President Obama addresses criticism he's out of touch.


Obama stopped to have lunch with some locals in New Orleans in late August. (Jewel Samad / Getty)

It’s the question of the month, or certainly of the election season—whether President Obama, comfortable in his whitewashed ivory tower, has lost touch with the common folk and the middle-class families who have yet to believe that an economic recovery is even happening. How did the community organizer and gifted orator slide so far off track?

It comes back, as it often does, to the economy. During a live interview with NBC’s Matt Lauer, Obama addressed the lingering critique. "I feel it, acutely," he said. "And, you know, the fact of the matter is that as long as unemployment is as high as it is, as long as we haven't recovered as quickly as we should have, people are going to be hurting. And even if they think that I know they're hurting, what they're asking is, when are you going to be able to do something concrete that allows me to get a job or make sure that I can pay my bills or make sure that I don't lose my house. All I can communicate to the American people is that every single day, the thing that I wake up and the thing that I go to bed with is the fact that there are too many people out there who are doing the right thing, working hard, and are having a tough time in this economy. We're doing everything we can to make sure they have an opportunity to live out the American Dream."
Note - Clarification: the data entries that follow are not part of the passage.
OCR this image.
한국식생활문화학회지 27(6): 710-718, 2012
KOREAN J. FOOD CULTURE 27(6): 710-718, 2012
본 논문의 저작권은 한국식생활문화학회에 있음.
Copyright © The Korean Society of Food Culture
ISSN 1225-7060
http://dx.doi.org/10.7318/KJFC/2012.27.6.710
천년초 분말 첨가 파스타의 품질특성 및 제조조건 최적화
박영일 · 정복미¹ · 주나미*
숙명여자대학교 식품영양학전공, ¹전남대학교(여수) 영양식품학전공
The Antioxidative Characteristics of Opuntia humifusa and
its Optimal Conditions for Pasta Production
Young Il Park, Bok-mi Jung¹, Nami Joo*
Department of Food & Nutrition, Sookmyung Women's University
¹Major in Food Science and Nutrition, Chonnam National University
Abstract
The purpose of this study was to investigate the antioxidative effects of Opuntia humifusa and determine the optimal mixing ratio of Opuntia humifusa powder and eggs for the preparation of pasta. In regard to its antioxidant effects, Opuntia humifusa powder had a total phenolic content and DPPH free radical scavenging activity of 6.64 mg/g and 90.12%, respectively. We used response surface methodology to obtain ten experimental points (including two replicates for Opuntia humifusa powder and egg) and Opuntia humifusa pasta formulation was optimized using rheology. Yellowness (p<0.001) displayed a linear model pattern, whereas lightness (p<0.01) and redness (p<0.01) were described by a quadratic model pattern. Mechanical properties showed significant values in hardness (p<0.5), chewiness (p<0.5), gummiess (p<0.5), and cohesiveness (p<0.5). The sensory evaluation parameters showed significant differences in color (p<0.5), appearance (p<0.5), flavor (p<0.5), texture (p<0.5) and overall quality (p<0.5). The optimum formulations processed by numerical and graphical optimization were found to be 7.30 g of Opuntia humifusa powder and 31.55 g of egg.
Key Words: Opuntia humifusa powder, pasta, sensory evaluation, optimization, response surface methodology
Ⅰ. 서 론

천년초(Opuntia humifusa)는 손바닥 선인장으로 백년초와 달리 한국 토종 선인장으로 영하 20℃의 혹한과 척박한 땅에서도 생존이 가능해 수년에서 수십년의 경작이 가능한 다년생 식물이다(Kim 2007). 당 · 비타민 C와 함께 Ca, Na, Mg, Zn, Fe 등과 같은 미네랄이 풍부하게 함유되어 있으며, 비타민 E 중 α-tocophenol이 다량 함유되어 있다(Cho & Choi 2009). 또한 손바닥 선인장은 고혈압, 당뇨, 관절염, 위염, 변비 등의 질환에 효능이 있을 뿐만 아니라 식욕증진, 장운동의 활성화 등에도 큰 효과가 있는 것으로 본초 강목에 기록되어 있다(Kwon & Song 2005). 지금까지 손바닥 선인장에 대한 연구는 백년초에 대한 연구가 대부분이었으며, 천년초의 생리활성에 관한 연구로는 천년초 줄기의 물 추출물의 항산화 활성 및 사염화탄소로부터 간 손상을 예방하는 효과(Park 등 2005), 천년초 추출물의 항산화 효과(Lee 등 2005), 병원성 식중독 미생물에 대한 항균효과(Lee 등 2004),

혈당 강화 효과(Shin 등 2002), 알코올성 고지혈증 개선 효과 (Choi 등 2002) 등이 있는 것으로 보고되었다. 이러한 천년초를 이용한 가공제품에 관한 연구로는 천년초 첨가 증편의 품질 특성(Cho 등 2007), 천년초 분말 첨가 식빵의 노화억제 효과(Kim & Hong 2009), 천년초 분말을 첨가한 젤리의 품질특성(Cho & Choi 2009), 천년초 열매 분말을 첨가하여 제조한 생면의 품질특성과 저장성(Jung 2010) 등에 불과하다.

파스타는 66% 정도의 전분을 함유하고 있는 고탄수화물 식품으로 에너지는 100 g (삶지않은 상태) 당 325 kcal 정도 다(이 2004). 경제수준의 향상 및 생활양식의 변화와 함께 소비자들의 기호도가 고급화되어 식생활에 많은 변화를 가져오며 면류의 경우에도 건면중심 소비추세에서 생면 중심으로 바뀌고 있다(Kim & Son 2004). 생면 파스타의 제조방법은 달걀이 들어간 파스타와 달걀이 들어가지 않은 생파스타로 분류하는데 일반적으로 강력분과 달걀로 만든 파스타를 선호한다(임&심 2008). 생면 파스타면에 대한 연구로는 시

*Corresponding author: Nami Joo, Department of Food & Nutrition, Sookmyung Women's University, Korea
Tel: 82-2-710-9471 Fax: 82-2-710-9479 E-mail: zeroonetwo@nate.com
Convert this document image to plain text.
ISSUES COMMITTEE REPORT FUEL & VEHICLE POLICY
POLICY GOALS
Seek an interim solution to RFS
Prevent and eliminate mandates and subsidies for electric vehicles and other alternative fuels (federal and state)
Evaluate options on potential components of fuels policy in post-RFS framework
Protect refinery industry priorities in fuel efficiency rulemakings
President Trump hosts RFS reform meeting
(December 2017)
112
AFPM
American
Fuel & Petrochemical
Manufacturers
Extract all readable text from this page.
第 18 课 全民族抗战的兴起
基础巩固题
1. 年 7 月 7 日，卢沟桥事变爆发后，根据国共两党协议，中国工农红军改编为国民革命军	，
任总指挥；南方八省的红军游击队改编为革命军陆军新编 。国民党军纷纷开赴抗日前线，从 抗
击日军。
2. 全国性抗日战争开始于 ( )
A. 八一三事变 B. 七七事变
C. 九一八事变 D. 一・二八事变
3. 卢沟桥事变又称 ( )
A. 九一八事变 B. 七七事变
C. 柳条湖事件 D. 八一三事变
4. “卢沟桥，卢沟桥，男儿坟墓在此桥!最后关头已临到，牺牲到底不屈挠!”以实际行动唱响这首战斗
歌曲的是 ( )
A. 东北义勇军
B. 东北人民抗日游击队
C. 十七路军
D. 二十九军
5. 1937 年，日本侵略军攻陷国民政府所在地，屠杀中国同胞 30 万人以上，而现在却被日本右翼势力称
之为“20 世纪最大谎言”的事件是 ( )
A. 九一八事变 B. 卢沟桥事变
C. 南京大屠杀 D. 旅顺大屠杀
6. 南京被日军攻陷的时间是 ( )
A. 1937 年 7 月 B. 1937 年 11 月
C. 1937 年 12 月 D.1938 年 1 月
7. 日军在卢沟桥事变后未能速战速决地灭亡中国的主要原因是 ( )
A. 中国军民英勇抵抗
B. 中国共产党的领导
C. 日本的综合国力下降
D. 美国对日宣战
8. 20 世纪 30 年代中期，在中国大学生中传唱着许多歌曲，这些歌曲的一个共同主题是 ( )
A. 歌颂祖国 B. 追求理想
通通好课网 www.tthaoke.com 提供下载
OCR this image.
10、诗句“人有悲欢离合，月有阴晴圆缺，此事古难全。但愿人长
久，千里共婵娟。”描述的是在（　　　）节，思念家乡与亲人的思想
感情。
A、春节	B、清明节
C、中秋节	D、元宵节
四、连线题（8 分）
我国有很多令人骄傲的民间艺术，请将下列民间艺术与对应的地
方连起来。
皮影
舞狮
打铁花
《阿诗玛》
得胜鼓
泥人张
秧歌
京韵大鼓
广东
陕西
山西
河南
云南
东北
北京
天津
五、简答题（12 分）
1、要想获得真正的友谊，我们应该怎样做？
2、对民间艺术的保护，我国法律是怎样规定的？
It’s a valid point. Not having a job, or knowing someone who doesn’t, makes it pretty tough to think the president is doing a good job. Administration aides also admitted privately to Michael Scherer of Time that the initial hope in Obama’s ability to do magical things may have been inflated. Then there’s the factor that Obama is not a man accustomed to showing emotion. President Clinton always made sure audiences knew what he was feeling, and that he “felt [their] pain.” Obama’s professorial style has cost him impact, as well as votes. Despite an increased travel schedule and many more backyard barbecue events, Obama's approval numbers have yet to budge from the mid-40s range they've hovered within all year.

During his interview, Obama also addressed for the first time the Pledge to America doctrine that congressional Republicans unveiled last week. He called some of his opponents’ ideas “irresponsible politics” and stopped just short of calling the whole thing a sham—the effort to balance the budget with only $15 billion in discretionary spending cuts. Republicans’ likely response? Calling the president part of the spending and taxing problem in Washington. And alleging he’s out of touch.